Visible to Intel only — GUID: GUID-F75C0357-DA84-433C-AD53-E70B24DDEADE
Visible to Intel only — GUID: GUID-F75C0357-DA84-433C-AD53-E70B24DDEADE
Using limiter_node
One way to limit resource consumption is to use a limiter_node to set a limit on the number of messages that can flow through a given point in your graph. The constructor for a limiter node takes two arguments:
limiter_node( graph &g, size_t threshold )
The first argument is a reference to the graph it belongs to. The second argument sets the maximum number of items that should be allowed to pass through before the node starts rejecting incoming messages.
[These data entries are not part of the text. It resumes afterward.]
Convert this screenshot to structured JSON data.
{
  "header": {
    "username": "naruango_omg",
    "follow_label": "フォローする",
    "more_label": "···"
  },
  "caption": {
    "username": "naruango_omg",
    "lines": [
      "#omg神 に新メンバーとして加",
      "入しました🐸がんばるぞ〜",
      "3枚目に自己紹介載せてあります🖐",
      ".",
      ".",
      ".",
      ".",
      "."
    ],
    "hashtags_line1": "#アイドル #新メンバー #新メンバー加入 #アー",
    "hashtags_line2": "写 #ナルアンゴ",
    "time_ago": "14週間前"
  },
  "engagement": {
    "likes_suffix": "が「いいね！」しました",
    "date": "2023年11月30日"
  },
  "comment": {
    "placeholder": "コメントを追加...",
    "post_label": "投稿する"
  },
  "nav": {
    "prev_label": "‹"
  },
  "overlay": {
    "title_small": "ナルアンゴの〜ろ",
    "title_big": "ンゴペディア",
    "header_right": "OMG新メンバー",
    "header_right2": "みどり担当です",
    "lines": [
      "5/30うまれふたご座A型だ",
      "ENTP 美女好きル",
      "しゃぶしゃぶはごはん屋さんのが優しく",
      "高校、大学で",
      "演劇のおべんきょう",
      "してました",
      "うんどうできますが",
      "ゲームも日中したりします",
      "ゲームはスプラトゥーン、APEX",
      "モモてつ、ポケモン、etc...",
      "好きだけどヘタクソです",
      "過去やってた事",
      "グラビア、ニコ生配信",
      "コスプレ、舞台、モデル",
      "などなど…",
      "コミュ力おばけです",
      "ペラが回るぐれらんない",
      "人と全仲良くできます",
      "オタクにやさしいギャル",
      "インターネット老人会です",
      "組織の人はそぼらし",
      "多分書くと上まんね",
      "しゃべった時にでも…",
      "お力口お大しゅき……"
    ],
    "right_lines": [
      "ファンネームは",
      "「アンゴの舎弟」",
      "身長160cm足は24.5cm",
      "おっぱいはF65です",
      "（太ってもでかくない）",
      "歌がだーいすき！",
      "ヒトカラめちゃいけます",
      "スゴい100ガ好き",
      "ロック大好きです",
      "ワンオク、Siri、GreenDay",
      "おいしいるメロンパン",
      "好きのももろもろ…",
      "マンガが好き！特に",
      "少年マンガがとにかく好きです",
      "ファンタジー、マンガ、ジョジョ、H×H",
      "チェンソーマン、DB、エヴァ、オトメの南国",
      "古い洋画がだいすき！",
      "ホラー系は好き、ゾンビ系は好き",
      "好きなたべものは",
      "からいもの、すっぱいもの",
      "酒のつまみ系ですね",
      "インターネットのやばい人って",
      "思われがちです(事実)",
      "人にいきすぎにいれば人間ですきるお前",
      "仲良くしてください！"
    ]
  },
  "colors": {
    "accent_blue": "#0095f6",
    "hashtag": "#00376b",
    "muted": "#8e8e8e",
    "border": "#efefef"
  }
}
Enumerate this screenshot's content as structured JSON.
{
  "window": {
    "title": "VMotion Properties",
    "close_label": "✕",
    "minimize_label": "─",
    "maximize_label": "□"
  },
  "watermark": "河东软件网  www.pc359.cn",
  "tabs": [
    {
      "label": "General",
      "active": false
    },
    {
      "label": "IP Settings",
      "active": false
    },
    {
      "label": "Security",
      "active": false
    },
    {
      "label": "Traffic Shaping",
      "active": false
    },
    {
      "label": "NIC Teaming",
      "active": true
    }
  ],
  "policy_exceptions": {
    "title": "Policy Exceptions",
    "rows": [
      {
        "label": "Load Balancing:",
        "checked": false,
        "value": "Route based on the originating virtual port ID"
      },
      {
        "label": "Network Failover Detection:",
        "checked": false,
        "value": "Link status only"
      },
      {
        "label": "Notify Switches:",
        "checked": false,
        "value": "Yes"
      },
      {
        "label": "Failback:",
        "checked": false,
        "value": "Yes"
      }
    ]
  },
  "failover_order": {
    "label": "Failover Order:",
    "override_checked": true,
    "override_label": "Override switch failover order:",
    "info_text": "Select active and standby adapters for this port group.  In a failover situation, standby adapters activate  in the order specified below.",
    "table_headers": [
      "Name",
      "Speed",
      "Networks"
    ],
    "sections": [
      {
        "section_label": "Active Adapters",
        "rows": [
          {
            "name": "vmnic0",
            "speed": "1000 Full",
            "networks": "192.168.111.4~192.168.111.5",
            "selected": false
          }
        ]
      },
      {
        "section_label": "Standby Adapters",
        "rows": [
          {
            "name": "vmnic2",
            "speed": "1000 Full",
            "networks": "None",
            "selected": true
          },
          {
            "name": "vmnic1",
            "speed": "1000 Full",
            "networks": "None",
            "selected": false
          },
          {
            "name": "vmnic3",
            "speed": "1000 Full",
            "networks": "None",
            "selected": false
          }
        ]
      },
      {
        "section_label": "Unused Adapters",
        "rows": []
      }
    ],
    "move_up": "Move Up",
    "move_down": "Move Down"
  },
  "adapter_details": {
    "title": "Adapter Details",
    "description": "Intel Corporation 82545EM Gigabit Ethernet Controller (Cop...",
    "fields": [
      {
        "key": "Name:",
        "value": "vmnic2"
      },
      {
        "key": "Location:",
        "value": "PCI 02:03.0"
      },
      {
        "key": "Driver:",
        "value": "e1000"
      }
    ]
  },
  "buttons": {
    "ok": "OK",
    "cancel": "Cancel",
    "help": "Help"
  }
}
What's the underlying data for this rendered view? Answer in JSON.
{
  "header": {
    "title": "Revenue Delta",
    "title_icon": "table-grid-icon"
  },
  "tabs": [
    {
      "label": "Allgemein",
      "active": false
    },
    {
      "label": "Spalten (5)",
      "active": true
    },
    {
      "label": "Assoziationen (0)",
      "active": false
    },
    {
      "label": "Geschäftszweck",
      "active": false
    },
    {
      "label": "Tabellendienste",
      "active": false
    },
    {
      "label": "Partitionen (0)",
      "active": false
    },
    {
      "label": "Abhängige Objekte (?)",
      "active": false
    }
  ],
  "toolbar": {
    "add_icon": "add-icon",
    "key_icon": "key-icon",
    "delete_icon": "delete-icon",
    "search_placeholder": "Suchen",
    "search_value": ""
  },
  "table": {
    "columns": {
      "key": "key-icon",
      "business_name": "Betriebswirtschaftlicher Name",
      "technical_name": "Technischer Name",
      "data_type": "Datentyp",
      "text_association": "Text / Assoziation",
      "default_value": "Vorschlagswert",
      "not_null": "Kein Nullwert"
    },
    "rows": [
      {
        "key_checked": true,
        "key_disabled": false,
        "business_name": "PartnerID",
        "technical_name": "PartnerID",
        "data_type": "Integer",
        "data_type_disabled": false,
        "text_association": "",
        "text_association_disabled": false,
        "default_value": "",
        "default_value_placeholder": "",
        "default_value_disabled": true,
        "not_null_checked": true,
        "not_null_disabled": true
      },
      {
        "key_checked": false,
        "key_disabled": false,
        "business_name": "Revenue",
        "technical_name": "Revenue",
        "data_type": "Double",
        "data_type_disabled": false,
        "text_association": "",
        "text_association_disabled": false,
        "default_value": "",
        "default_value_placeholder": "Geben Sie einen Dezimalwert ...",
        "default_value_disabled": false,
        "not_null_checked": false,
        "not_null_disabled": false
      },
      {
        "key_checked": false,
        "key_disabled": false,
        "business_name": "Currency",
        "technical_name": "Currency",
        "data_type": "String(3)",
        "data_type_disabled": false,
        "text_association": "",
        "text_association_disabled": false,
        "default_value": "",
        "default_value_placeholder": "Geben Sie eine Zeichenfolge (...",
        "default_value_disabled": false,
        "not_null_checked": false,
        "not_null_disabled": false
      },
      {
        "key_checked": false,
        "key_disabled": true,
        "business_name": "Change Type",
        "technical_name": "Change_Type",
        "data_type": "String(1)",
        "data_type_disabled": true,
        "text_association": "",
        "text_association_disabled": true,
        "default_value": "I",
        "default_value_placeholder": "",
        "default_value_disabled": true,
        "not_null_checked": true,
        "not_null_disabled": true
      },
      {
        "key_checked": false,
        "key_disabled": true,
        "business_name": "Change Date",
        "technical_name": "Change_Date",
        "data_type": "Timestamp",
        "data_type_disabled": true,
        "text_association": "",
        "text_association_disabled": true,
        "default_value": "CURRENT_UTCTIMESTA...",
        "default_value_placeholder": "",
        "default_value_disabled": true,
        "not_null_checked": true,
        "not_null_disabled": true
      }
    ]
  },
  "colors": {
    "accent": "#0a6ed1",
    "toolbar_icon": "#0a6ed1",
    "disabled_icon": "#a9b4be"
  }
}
A limiter_node maintains an internal count of the messages that it has allowed to pass. When a message leaves the controlled part of the graph, a message can be sent to the decrement port on the limiter_node to decrement the count, allowing additional messages to pass through. In the example below, an input_node will generate M big objects. But the user wants to allow at most three big objects to reach the function_node at a time, and to prevent the input_node from generating all M big objects at once.
graph g;
int src_count = 0;
int number_of_objects = 0;
int max_objects = 3;
input_node< big_object * > s( g, [&]( oneapi::tbb::flow_control& fc ) -> big_object* {
if ( src_count < M ) {
big_object* v = new big_object();
++src_count;
return v;
} else {
fc.stop();
return nullptr;
}
} );
s.activate();
limiter_node< big_object * > l( g, max_objects );
function_node< big_object *, continue_msg > f( g, unlimited,
[]( big_object *v ) -> continue_msg {
spin_for(1);
delete v;
return continue_msg();
} );
make_edge( l, f );
make_edge( f, l.decrement );
make_edge( s, l );
g.wait_for_all();
The example above prevents the input_node from generating all M big objects at once. The limiter_node has a threshold of 3, and will therefore start rejecting incoming messages after its internal count reaches 3. When the input_node sees its message rejected, it stops calling its body object and temporarily buffers the last generated value. The function_node has its output, a continue_msg, sent to the decrement port of the limiter_node. So, after it completes executing, the limiter_node internal count is decremented. When the internal count drops below the threshold, messages begin flowing from the input_node again. So in this example, at most four big objects exist at a time, the three that have passed through the limiter_node and the one that is buffered in the input_node.